2013-05-24 / Columnists

School Scope

Whining Walcott
by Norm Scott

Norman Scott Norman Scott Whining Dennis Walcott, a schools Chancellor on a countdown to oblivion as Bloomberg’s term in office expires, used what was billed as an educational event to hector 2000 administrators of NYC schools, in a limp defense of his policies, a blatant and possible illegal misuse of educational funds. Many were forced to attend while others were offered a summer compensation day in exchange for attendance. A report from the NY Times on the May 18th principals’ conference contained these nuggets:

Mr. Walcott’s speech seemed intended to be a rallying cry before a friendly crowd, but the response was muted. While his calls for preserving the authority of principals and eradicating nepotism were met with applause, some principals seemed uninterested in his message... Principal Brian DeVale, an opponent of mayoral control, said he thought Mr. Bloomberg and Mr. Walcott were too authoritarian in their approach. “I sat and listened to a political lecture from an administration I have no interest in,” DeVale, who is a union representative, said after the speech. ... Renel Piton, the principal of Brooklyn Lab School… was surprised the chancellor chose to use a speech at an academic conference to weigh in on a political battle. “We need to focus on what’s going on in schools,” Mr. Piton said. “I don’t come on a Saturday to listen to their views on the candidates.”

I got a report from an attendee. “What a load of BS ... the entire day had become a political indoctrination exercise not an educational nor learning event and I was there to learn.”

The political agenda was primary as Walcott hosted what some say was an anti-UFT union bashing-Fest disguised as principal conference. There's some irony in that while most principals, especially Leadership Academy types, agree with the anti-union agenda, many principals also despise the Tweedies with a passion and are not unhappy to see them go. Do you think principals of NYC public schools are actually happy to see their space given away to charters which get favored treatment?

One attendee told me: The chancellor made a big political speech about why the next mayor cannot be allowed to do anything against the reform agenda and how the UFT cannot rule education and teachers should not be protected. Some of the newbie knuckleheads laughed, not realizing the very same system will be used to fire them.

The Times article reported: Even the Department of Education’s chief academic officer, Shael Polakow-Suransky, waded into the political fray, urging principals to support efforts to overhaul the school system. Mr. Polakow-Suransky said he was so distraught by the attacks on the campaign trail that he called the chancellor of the Washington school system, Kaya Henderson, for advice.

The despicable Shael was so upset at attacks on Tweed policies by mayoral candidates that he asked for advice from DC Chancellor Kaya Henderson who was Michelle Rhee's assistant eraserhead and is now covering up the cheating scandal? Kaya Henderson will send Shael an emergency supply of erasers. Or maybe a shredder to erase all the malfeasance and misfeasance that the new occupants at Tweed might discover.

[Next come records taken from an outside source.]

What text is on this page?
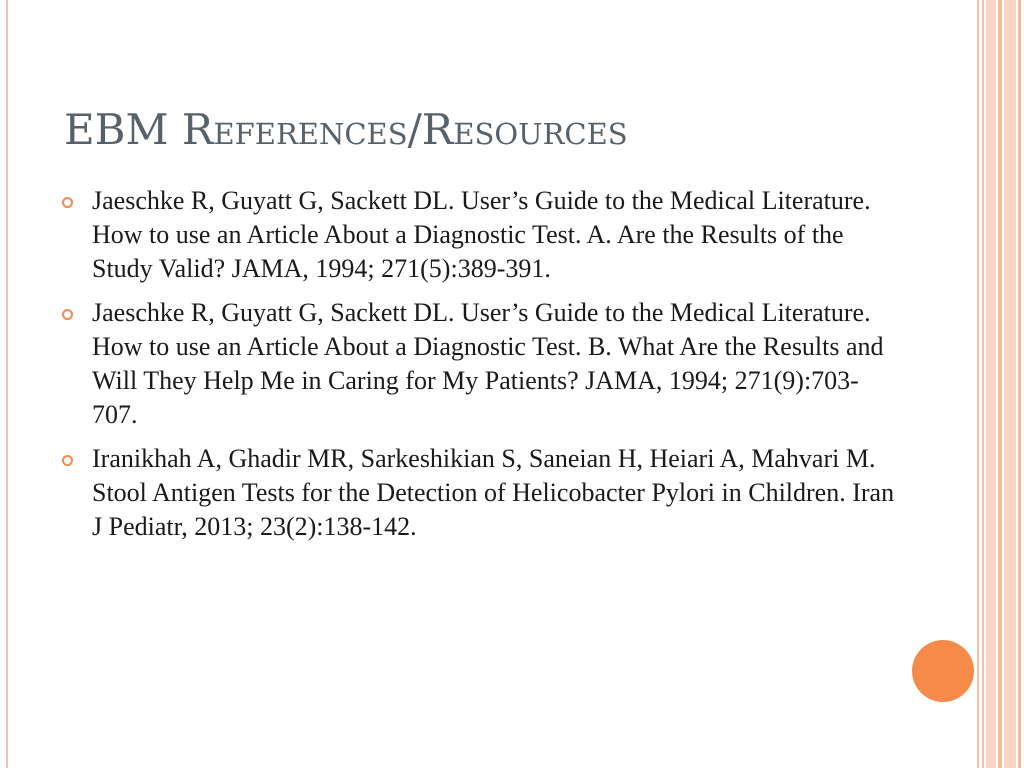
EBM References/Resources
Jaeschke R, Guyatt G, Sackett DL. User’s Guide to the Medical Literature. How to use an Article About a Diagnostic Test. A. Are the Results of the Study Valid? JAMA, 1994; 271(5):389-391.
Jaeschke R, Guyatt G, Sackett DL. User’s Guide to the Medical Literature. How to use an Article About a Diagnostic Test. B. What Are the Results and Will They Help Me in Caring for My Patients? JAMA, 1994; 271(9):703-707.
Iranikhah A, Ghadir MR, Sarkeshikian S, Saneian H, Heiari A, Mahvari M. Stool Antigen Tests for the Detection of Helicobacter Pylori in Children. Iran J Pediatr, 2013; 23(2):138-142.
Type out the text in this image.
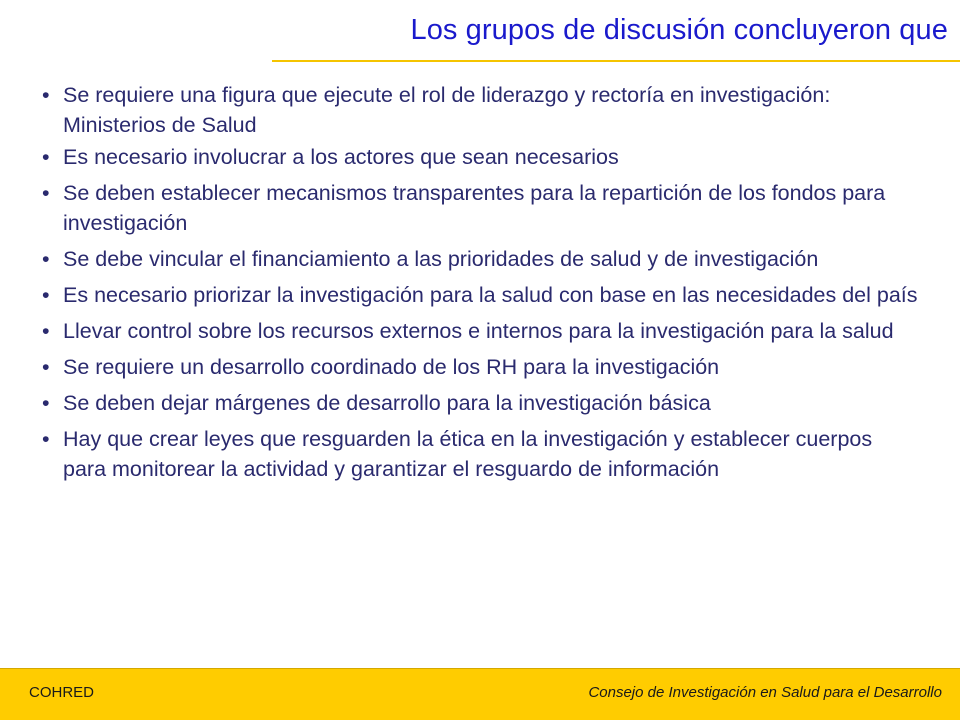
Los grupos de discusión concluyeron que
• Se requiere una figura que ejecute el rol de liderazgo y rectoría en investigación: Ministerios de Salud
• Es necesario involucrar a los actores que sean necesarios
• Se deben establecer mecanismos transparentes para la repartición de los fondos para investigación
• Se debe vincular el financiamiento a las prioridades de salud y de investigación
• Es necesario priorizar la investigación para la salud con base en las necesidades del país
• Llevar control sobre los recursos externos e internos para la investigación para la salud
• Se requiere un desarrollo coordinado de los RH para la investigación
• Se deben dejar márgenes de desarrollo para la investigación básica
• Hay que crear leyes que resguarden la ética en la investigación y establecer cuerpos para monitorear la actividad y garantizar el resguardo de información
COHRED	Consejo de Investigación en Salud para el Desarrollo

Walcott brought in Mike Johnston, Colorado State Senator, who one principal described as "another dirtbag to bring up Memphis spirituality and quotes the bible in rationalizing education reform. He wrapped these policies around Martin Luther King and the bible story of the good Samaritan." This outraged one principal who challenged Johnston by saying King was in Memphis to support union workers for a contract, not education reform, adding Jesus was a carpenter so he would be a union man. Johnston also talked about firing the weakest teachers using basketball as an analogy. One questioner reminded him that “we can accurately assess how many baskets players score while tests are always full of errors, so we don't this need junk science.” A veteran principal spoke up saying he has "fired teachers and doesn't need 10000 rubrics and data to get rid of bad teachers."

While Walcott tries to stave off total irrelevancy, the fast and furious world of ed deform is spiraling out of control. In Chicago, the epicenter of the counter reform movement, teachers just reelected Karen Lewis with an 80 percent majority after she led them on a strike in the fall. Unfortunately, here in NYC, the heart of union collaboration with ed deformers, teachers just re-elected the party in power by 84 percent, a true tale of two cities.